Nous le trouvons ensuite à Genève, d’où il écrit à la duchesse de Bouillon :


« Mon cœur, je m’assure que vous serés fort ayse d’avoir de mes lettres d’issy, où je me suis randu le 3e de ce mois avec Valigny, Valens et Bonavanture et trois d’Orange, où je sesjourné ung jour, et de là je partis.

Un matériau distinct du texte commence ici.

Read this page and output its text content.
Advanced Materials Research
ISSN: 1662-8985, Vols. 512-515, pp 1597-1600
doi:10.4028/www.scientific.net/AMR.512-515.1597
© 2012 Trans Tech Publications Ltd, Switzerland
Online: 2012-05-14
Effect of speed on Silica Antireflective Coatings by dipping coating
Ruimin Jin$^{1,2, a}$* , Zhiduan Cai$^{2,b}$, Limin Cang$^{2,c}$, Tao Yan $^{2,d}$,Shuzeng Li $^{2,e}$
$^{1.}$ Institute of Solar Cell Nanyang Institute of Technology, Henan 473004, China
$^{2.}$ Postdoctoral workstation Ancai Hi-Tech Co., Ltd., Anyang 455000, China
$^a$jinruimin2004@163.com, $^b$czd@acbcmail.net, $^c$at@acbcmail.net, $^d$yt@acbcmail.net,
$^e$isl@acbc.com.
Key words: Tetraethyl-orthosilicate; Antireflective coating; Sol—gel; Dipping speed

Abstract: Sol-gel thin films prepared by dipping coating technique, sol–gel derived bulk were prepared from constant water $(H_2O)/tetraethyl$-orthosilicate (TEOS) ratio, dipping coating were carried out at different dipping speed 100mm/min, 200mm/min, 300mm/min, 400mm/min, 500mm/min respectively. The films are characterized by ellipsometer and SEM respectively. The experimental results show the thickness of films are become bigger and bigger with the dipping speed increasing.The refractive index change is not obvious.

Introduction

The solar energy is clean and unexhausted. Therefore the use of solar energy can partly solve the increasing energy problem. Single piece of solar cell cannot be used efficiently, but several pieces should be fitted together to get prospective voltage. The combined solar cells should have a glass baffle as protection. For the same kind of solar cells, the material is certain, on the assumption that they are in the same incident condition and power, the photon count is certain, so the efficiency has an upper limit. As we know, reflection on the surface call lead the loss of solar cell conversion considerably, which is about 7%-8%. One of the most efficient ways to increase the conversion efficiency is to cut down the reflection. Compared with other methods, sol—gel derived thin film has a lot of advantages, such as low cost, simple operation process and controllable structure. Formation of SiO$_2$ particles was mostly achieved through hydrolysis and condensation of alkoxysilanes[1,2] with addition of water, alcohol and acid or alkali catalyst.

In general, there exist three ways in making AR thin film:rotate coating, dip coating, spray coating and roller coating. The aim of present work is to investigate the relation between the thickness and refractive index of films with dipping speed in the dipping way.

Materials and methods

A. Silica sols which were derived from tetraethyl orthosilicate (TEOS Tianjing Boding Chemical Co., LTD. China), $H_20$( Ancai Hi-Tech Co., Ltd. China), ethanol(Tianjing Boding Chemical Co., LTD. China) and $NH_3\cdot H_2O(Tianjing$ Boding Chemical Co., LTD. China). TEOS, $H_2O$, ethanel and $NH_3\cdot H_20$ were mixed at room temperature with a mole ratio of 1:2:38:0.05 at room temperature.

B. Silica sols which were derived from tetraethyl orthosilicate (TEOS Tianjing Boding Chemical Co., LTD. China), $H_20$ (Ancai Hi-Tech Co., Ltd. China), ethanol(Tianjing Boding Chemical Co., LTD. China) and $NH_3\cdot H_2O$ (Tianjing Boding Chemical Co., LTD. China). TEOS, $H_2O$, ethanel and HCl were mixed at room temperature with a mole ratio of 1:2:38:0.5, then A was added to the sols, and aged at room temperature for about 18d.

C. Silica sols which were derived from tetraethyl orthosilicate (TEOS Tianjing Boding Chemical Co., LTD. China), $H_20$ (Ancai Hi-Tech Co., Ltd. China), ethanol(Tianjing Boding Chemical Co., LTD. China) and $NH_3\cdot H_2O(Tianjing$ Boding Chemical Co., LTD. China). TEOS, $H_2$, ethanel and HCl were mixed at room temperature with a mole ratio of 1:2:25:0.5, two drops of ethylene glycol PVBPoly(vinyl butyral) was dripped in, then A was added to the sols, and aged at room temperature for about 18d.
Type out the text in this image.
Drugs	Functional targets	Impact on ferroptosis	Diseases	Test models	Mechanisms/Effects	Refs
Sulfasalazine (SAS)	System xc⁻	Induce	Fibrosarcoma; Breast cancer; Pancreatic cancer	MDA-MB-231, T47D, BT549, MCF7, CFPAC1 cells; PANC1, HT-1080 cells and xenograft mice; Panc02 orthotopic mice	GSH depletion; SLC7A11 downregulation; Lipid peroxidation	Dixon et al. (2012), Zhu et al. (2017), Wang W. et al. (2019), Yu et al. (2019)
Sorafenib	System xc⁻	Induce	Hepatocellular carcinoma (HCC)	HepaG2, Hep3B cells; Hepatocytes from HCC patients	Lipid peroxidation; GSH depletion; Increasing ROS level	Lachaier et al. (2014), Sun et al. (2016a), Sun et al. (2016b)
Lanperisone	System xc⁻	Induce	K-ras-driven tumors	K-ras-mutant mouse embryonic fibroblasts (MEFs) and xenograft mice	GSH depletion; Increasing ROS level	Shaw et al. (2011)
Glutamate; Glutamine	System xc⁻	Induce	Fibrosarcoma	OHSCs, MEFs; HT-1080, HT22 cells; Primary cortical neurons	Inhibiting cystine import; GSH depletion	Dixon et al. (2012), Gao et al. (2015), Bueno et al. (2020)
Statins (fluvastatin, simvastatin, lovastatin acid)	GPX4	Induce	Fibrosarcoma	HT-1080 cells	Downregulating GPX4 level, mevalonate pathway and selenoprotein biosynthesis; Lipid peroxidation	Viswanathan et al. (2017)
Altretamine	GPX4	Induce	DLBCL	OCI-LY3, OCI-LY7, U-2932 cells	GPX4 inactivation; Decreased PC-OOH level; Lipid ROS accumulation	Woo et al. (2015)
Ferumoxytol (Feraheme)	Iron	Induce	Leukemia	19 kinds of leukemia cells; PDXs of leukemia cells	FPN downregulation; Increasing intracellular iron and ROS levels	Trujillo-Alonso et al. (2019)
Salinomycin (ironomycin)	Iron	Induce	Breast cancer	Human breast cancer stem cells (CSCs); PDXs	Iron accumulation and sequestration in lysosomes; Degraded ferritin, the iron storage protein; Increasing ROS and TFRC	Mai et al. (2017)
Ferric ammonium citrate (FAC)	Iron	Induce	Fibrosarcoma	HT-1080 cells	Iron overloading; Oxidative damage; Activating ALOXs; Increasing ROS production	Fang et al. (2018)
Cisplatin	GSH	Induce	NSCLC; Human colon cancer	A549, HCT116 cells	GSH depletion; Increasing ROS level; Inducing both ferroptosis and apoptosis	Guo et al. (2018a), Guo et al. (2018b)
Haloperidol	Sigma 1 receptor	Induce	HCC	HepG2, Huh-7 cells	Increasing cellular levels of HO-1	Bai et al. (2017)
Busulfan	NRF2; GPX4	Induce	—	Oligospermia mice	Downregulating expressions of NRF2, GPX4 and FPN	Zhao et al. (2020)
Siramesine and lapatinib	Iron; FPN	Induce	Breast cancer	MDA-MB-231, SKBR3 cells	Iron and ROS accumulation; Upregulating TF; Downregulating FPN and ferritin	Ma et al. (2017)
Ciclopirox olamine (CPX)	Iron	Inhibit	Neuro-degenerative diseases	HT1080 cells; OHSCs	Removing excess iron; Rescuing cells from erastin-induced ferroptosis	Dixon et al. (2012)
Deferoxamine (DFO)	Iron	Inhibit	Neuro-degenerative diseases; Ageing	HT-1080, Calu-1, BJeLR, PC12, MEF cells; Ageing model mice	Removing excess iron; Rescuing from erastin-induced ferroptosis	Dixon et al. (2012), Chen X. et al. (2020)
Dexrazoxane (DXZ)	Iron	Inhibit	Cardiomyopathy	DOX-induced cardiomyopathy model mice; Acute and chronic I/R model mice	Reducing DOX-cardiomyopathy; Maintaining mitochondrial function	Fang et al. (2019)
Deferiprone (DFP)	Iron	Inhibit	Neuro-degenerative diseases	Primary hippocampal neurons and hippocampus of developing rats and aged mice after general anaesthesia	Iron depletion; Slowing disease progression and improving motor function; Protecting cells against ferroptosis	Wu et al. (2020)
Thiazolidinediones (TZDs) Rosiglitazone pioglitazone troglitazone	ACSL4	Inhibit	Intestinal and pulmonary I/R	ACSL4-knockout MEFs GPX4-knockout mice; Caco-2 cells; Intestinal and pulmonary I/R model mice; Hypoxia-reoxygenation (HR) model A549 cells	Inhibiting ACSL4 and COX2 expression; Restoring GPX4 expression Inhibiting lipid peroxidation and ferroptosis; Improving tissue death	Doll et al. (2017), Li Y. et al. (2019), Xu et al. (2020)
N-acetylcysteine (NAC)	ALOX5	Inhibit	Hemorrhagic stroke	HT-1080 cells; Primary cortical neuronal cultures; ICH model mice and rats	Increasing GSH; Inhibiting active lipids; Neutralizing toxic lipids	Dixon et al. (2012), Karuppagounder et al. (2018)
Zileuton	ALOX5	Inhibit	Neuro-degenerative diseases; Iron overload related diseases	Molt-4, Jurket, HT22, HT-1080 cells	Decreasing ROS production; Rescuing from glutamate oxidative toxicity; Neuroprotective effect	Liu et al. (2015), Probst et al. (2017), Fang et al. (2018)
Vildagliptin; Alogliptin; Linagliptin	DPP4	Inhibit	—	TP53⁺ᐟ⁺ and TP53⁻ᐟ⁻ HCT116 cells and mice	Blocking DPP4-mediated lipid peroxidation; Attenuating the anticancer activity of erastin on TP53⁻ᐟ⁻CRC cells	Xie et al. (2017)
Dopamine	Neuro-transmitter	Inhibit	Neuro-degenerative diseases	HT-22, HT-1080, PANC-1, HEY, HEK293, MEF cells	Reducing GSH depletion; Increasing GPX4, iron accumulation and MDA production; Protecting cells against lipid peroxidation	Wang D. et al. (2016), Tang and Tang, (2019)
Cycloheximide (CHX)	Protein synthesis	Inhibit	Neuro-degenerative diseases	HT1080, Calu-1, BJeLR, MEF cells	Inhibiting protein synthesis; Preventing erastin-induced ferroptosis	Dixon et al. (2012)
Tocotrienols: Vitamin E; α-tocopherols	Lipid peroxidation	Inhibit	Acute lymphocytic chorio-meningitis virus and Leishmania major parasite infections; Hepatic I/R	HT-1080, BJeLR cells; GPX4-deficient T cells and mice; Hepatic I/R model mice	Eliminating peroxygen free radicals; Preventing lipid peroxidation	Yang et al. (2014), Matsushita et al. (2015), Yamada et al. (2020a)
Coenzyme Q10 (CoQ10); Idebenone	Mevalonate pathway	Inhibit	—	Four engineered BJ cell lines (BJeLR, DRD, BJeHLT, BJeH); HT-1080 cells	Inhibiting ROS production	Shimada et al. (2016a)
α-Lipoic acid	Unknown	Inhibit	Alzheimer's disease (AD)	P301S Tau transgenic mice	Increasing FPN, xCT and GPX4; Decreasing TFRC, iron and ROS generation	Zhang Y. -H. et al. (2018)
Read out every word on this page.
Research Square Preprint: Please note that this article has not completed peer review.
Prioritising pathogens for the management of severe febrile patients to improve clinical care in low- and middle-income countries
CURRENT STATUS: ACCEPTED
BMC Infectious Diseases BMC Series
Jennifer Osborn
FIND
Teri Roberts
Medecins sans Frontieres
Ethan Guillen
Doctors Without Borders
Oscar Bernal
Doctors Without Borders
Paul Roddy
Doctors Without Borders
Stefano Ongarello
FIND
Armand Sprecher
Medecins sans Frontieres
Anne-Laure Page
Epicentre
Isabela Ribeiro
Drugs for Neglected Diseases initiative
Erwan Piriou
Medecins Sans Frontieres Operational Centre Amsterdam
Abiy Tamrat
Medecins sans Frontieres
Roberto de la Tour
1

J’an ay randu grasses à Dieu, ayant fet la cène aujourd’huy an une debvossion extraordinayre ; y paroist pour la délivranse très miraculeuse que Dieu leur donna le 24e de l’autre mois, ayant le sieur d’Orbigny, lieutenant général an l’armée de monsieur de Savoye, resconnu ung lieu pour poser une escalade, où il fut dressé trois eschelles l’espasse d’une heure et demie sans qu’il y eut alarme aucune ; durant ce temps il n’y monta qu’environ trois cents hommes, le gros de leurs troupes atandant que ceux-ci leur ouvrissent une porte ; anfin, l’alarme se prant, peu d’hommes vont où estoit le péril et les ennemis ; ce peu de gents font quiter l’escalade et metent an route cens quy estoient antres ; quelques huns se pressipitent et d’autres furent pris ; Dieu y a besongné ; par toutes raysons humaynes ils debvoient estre perdus ; ma venue leur a esté an consolassion, et y désirent mon séjour, ce que volontiers je leur acorderois, si je voyois qu’ils y ussent de l’utillité, pour sçavoir ce que l’on doit à la site et au peuple que Dieu y a rescovré. Je m’en vois voir monsieur l’eslecteur ; du sesjour que j’y feray je ne le puis juger. »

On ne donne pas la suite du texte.